Just a month after Brice’s death I went to Easter mass at St. Eustache and—while contemplating the gold and white altar under the pale clarity of the spring light pulsing in through the unstained-glass windows and transecting the incense—I listened to the intimate words of the Resurrection, all the more striking because filtered through the unfamiliar suavities of the French language. Distanced in this way, the words reached right inside me, words that said, Do not mourn me. I have come back, I am here beside you, I live. I live.
I called my friend Brad and told him I was t
erribly lonely but couldn’t bear to be with friends, not all the time, because then all we’d do was discuss Brice. Maybe I didn’t like my familiar self looked at by old friends. I wanted to discover someone new and be someone new to him. I wanted Brad to find me a nice hustler, someone who’d come in the afternoon or at midnight or whenever I needed him, someone who’d hold me in his arms and watch old movies with me or tell me the story of his life.
He found me Olivier, a disillusioned sweetheart, a thirty-something guy as disabused as a man my age but someone who just five years earlier had still probably had lots of hopes. I told him about Brice and he said he understood, he’d lost his mother, she looked so young everyone had assumed she was his sister, they went out to dance in the clubs together, and then she’d died—and suddenly he was Brice, my Brice who’d lived through his twenties and until his death at thirty-two in the shadow of his mother’s death. Olivier was the sort of boy who shrugs a lot, whose handsome full lips are always turned down, who expects nothing more out of life, the sort who’d be hopeless as a lover since he’d have no enthusiasm to offer, but who, as a rent boy, can kiss you sadly, professionally, and make you feel good because that’s his job.

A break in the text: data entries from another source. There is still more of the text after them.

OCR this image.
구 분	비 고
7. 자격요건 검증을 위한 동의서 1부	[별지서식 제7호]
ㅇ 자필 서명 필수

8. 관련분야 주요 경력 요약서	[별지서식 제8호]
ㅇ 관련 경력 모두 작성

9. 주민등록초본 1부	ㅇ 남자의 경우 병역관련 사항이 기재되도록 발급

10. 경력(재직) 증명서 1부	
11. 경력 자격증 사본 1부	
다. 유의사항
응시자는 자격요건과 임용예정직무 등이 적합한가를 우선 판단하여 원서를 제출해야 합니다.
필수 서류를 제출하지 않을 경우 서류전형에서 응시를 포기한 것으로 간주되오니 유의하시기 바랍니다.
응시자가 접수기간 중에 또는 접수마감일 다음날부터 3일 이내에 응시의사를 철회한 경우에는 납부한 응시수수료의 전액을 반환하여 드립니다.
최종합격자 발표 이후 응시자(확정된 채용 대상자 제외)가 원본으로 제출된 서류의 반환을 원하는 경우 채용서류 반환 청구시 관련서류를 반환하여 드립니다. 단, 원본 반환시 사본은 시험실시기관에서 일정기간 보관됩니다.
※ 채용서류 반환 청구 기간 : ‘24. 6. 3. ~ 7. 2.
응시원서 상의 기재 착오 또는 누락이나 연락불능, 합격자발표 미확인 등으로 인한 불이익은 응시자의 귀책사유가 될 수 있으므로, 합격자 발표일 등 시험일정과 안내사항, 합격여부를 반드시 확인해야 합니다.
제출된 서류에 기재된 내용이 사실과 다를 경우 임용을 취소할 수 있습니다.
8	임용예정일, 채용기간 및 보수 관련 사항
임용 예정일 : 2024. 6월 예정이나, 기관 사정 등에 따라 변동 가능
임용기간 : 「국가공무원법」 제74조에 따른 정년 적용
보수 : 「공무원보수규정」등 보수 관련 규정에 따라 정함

For so long I’d lived a life disciplined by Brice’s crises; like a mother who awakens when her baby cries, I’d fly to his side whenever he’d need me in the middle of the night. I was like one of those mothers whose milk spurts out of her breast when her baby cries in another room. Now I had vast, empty hectares of time to fill. Olivier was ideal because I could summon him whenever I needed him and send him off with a polite, “Gee, I’m awfully tired.” I liked the sinfulness of drawing the curtains in the middle of the day and getting stoned.